CFG sources hope expansion into the South American market will boost its global profile, as well as aiding in the purchase of players from the region.
Gabriel Jesus' £27 million move from Brazilian side Palmeiras to City was held up by third-party ownership issues, and it is hoped a presence in South America would help avert any similar obstacles in future.
A club in Uruguay would also allow the CFG to more easily recruit the talented South American youngsters identified by City's extensive scouting network.
Manchester City are looking to increase their presence in South America, including the established Brazilian market.
The club put on an event on Rio de Janeiro's Copacabana beach on Sunday, hosted by former Blue Elano, enabling City fans in the area to watch the Premier League meeting with Liverpool.
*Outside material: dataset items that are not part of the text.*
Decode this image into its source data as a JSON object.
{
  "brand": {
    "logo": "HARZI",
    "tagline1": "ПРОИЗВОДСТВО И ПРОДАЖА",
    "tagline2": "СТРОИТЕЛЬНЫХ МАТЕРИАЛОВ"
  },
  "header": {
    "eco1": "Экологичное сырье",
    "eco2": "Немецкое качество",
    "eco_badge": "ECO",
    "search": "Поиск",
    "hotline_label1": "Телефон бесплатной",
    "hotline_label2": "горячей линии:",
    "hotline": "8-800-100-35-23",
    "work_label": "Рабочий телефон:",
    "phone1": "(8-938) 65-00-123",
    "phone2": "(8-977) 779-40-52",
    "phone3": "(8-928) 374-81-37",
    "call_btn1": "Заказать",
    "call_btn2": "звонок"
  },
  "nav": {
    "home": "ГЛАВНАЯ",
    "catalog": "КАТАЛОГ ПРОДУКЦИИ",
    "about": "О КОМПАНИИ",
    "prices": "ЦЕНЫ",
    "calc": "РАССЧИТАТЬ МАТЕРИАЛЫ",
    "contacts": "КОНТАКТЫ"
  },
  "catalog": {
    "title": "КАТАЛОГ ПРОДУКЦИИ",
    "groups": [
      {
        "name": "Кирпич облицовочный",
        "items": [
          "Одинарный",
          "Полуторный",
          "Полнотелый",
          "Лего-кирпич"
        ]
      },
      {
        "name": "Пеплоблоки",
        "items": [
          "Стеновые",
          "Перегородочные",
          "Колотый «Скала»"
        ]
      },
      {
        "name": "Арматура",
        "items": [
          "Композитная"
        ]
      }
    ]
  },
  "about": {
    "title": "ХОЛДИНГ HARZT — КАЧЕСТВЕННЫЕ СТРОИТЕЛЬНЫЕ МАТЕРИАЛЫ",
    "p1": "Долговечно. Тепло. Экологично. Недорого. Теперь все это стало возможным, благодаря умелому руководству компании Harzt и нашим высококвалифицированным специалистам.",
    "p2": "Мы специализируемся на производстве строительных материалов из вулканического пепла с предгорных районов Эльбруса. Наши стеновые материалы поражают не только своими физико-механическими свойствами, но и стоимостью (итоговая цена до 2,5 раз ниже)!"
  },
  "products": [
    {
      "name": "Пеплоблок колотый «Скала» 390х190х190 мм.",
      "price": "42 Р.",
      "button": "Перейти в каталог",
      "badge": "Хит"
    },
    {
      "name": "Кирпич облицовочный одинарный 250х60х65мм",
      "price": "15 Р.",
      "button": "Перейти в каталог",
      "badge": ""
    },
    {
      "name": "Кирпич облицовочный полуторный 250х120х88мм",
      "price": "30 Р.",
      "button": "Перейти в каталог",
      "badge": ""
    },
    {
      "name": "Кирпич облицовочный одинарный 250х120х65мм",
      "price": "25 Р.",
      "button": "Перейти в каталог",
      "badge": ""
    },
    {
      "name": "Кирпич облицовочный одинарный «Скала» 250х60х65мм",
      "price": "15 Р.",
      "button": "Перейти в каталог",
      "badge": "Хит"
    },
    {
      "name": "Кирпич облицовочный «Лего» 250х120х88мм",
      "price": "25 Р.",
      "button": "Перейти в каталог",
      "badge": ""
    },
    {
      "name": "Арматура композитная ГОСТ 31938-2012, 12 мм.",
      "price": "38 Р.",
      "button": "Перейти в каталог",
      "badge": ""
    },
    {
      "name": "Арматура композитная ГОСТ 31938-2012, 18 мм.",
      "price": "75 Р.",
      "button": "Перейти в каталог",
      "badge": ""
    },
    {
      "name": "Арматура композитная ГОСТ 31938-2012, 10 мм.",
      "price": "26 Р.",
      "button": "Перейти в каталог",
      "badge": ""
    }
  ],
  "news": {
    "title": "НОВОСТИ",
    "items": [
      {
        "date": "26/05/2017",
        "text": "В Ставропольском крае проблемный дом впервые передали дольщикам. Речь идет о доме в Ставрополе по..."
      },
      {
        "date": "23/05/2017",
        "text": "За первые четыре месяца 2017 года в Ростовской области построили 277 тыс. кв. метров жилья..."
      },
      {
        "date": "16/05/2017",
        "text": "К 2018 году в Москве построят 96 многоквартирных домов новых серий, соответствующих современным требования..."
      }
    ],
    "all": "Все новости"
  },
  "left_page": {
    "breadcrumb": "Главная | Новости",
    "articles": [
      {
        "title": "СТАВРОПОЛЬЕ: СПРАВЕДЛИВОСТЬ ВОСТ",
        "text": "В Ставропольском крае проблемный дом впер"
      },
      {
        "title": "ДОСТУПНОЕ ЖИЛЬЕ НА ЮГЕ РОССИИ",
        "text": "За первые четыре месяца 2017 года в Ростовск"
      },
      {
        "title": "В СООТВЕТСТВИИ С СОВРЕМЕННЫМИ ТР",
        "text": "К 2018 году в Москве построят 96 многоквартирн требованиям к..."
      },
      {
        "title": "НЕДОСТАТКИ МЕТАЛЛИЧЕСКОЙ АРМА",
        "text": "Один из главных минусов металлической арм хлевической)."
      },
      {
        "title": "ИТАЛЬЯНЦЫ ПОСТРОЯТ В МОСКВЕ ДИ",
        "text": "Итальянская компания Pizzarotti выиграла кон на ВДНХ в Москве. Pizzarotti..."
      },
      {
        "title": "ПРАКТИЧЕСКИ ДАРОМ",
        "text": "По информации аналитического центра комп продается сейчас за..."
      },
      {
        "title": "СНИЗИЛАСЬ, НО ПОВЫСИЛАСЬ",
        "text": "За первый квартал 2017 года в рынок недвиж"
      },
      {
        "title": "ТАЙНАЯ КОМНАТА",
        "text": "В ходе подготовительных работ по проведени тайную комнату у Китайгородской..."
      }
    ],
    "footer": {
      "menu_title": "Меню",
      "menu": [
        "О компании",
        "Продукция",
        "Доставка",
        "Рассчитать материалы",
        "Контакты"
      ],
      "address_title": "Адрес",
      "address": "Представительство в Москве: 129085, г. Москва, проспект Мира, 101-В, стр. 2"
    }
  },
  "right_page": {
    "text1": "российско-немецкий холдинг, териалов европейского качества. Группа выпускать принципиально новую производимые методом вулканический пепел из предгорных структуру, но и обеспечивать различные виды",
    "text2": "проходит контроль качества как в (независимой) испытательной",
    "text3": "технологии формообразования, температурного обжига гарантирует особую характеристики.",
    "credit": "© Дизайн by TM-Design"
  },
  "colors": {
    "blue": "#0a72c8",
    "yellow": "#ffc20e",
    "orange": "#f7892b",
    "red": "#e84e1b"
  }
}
The signing of Jesus, who has already established himself as Brazil's No.9 at just 19 years of age, has helped boost the number of City fans in the country.
Tom Glick, chief commercial officer of the CFG, says there are "a number of leagues and countries" that are currently of interest.
"The important thing for us is to add the right clubs in the right cities, in the right leagues," he said on Friday. "We are open to this.
"There are a number of leagues and countries that are quite interesting. It is certainly something we are focused on.
"We are equally focused on making sure each of our current clubs - Manchester, New York, Melbourne, Yokohama - are performing at their highest level."